Simon was still standing at gaze. The chimes rang a quarter-past twelve; otherwise the City was silent. Outside the large window beyond Simon the
moon was high and cold. Her October chill interpenetrated the room. Jonathan shivered; something was colder—the atmosphere or his heart. Betty was far away, gone as lovers and wives do go, as Richard’s wife had gone, gone to her deathbed. Betty’s own bed was cold, even like her chastity. I would I were where Betty lies; no wedding garment except this fear, in the quiet, in the quiet, in the quiet, where a figure of another world stood. All things rose fluttering round it; beetles? too light for beetles: moths, bright light moths round a flame—formed dark; the cloak of the dark and the hunger in the dark. The high moon a moth, and he; only not Betty, Betty dead like Richard’s wife, dead women in the streets of the City under the moon.

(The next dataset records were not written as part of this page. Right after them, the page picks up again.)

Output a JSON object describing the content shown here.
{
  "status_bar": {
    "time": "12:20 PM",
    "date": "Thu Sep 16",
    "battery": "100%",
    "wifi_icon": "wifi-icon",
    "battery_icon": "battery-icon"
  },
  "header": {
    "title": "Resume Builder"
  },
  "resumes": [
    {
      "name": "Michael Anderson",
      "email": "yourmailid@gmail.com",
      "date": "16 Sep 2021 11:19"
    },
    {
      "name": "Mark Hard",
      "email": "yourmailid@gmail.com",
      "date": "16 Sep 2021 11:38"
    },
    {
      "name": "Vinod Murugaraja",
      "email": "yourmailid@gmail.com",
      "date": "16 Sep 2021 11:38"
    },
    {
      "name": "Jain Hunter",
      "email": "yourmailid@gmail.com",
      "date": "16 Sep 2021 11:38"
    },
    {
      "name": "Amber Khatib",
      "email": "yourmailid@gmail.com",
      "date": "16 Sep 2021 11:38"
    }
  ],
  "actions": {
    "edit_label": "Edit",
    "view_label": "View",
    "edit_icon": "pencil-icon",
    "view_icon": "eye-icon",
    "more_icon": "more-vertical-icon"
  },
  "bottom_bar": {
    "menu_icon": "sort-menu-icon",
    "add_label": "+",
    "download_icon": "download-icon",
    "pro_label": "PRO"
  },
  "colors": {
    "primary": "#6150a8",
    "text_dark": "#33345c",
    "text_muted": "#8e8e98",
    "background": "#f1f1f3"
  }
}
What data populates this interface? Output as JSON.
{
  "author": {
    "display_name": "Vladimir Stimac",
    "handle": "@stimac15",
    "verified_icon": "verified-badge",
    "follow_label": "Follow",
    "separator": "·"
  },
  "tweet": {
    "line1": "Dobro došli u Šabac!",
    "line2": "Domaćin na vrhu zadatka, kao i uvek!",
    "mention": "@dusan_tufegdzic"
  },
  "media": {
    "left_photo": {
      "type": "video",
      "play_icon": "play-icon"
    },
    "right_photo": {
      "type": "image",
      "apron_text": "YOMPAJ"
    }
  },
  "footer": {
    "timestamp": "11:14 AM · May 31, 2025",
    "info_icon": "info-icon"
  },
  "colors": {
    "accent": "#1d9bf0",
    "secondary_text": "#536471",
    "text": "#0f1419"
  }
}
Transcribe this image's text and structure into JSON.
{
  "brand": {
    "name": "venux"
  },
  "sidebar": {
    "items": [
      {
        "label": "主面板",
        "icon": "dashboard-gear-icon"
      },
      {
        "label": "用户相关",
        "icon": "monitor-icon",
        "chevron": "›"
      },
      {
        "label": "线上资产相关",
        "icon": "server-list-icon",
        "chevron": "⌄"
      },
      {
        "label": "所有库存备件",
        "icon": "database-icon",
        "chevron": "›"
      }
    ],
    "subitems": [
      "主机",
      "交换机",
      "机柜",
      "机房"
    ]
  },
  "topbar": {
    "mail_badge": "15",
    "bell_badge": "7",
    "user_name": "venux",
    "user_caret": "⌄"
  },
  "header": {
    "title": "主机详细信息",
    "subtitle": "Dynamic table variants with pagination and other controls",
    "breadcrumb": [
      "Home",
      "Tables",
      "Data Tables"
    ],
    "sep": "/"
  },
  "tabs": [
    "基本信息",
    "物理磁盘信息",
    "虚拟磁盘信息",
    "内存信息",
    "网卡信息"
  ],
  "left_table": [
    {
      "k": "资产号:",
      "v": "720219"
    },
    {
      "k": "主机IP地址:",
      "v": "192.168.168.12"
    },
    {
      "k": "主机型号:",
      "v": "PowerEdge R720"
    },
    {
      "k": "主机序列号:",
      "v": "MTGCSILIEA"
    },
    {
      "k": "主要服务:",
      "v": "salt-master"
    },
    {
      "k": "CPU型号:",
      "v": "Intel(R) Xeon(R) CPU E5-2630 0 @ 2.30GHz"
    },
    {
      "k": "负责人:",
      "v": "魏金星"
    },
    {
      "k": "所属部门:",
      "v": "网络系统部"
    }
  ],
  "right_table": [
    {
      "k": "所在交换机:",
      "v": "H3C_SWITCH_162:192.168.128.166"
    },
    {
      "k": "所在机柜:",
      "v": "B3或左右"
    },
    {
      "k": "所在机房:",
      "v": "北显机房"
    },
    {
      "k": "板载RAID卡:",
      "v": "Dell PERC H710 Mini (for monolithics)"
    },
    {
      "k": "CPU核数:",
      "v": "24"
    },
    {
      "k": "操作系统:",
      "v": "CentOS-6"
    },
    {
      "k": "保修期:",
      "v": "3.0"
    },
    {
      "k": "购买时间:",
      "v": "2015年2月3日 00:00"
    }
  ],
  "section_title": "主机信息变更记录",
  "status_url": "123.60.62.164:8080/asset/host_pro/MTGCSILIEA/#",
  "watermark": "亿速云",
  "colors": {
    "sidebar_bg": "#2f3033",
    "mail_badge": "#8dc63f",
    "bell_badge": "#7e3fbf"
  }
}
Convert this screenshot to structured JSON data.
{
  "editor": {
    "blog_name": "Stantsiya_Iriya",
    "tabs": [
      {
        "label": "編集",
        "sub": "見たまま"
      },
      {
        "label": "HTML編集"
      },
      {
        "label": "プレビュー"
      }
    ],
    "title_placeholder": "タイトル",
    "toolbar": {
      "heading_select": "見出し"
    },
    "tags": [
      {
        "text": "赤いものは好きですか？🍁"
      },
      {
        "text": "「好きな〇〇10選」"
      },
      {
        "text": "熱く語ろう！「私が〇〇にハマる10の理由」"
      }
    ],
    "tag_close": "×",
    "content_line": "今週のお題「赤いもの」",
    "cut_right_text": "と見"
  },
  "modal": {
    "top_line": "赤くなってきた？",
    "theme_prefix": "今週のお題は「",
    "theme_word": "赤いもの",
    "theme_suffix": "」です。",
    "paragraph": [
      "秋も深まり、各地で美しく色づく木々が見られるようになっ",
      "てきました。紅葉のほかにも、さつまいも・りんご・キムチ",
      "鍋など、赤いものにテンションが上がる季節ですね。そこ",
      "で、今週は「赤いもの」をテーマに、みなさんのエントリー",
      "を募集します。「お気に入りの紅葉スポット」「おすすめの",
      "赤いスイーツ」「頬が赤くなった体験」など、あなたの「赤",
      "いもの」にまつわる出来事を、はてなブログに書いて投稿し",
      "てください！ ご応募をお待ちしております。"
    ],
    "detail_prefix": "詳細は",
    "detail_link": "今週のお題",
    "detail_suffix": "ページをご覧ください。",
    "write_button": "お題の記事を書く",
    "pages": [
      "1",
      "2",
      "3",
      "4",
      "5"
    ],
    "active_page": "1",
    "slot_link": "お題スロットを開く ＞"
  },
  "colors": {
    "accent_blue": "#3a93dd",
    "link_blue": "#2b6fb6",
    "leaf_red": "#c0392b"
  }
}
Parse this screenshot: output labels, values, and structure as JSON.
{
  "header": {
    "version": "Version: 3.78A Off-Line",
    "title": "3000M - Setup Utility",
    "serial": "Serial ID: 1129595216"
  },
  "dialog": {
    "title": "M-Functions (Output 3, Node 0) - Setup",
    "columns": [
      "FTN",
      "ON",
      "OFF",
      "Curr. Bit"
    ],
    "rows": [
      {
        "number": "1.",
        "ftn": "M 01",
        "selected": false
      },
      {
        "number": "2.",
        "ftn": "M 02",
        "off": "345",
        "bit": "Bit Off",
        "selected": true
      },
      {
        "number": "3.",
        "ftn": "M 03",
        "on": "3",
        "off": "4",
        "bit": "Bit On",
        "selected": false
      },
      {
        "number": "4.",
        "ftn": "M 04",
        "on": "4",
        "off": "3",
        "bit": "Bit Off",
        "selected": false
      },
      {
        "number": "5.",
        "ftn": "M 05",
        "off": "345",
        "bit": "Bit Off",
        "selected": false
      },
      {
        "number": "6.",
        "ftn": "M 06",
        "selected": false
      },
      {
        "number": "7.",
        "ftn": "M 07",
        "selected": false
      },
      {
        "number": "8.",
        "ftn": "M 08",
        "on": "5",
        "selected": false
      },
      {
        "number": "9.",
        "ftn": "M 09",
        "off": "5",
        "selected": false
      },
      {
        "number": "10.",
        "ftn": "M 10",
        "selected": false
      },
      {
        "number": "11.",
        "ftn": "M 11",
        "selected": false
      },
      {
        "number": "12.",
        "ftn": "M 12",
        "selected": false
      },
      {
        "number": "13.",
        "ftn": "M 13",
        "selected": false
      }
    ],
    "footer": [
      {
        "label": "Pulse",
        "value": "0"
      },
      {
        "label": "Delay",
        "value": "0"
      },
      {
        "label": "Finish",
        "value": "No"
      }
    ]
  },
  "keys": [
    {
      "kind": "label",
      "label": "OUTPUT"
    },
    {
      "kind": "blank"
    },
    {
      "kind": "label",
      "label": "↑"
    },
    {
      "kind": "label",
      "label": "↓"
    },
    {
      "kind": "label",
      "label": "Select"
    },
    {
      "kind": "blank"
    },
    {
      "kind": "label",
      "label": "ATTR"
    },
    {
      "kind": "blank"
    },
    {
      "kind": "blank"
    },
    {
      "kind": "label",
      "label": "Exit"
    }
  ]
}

A distant husky voice with a strange accent broke the silence. It said, “That is I.” Jonathan came to himself to see the Clerk staring. His head was a little forward; his eyes were fixed. He was so gratified that his voice let fall the words and ceased. The shock of them and of relief was so great that Jonathan felt a little lightheaded. He took a step or two back to get his vision into focus. He began to say something, but Simon was so clearly not listening that he gave it up and wandered away towards the window. But even as he did so he listened for what else that other should say which might give him hope, hope of Betty, hope of his work. He looked out into the moonlight, he saw in it, below him, on the other side of the road, two girls walking—they the only living in the night; and as his eyes took them in he heard again the voice behind him saying, but now in more than gratification, in low triumph: “That is I.”